Berlin. Durch Zeitdruck und Zukunftsängste fühlen sich Studierende in Deutschland nach einer aktuellen Umfrage stärker unter Stress als Beschäftigte im Job. Studentinnen leiden unter dieser Situation mehr als ihre männlichen Kommilitonen, an staatlichen Hochschulen ist das Überforderungsgefühl höher als an den privaten, und Bachelor-Studenten klagen darüber häufiger als die schon reiferen Master-Kandidaten. Stress-Studienfach Nummer eins ist Tiermedizin, am Ende der Skala stehen die Sportwissenschaften.
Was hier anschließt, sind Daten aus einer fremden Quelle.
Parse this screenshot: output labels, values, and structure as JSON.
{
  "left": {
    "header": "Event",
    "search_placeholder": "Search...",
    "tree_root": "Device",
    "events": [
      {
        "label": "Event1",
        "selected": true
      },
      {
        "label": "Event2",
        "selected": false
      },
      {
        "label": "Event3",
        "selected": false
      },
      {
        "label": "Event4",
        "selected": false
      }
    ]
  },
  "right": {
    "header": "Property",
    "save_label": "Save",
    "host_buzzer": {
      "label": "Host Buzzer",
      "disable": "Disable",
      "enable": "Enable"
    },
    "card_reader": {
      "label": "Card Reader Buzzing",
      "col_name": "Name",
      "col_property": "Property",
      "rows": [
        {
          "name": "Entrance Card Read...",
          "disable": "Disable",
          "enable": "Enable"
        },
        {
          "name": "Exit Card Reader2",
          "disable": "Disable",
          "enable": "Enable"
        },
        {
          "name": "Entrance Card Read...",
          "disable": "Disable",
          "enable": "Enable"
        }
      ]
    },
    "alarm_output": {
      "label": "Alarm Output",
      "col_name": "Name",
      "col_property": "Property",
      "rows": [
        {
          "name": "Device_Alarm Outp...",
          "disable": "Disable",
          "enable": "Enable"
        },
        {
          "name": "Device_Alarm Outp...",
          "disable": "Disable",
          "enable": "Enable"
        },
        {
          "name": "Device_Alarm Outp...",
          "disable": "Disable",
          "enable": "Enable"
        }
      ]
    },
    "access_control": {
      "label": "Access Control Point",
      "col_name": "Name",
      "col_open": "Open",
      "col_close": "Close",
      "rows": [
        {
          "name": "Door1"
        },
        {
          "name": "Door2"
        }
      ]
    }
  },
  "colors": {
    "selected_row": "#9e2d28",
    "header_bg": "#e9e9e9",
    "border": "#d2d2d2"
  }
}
Grundlage der Studie ist eine Online-Befragung mit mehr als 18.000 Teilnehmern. Der AOK-Bundesverband hatte Wissenschaftler der Universitäten Potsdam und Hohenheim mit der bisher größten repräsentativen Erhebung zum "Studi-Stress" beauftragt. "53 Prozent geben ein hohes Stresslevel an", resümierte die Potsdamer Studienleiterin Uta Herbst. Eine vergleichbare Erhebung aus 2015 habe gezeigt, dass der Anteil der in der Arbeitswelt gestressten Beschäftigten bei "nur" 50 Prozent liege.

Ein Grund für das hohe Belastungsgefühl von Studenten sei die Bologna-Reform von 1999 zur Schaffung eines einheitlichen europäischen Hochschulraumes, die mit erhöhtem Prüfungsstress einherging, so das Fazit der Experten. Nach Bundesländern steht Nordrhein-Westfalen an der Spitze der Stresswert-Tabelle, vor Sachsen-Anhalt, dem Saarland und Sachsen.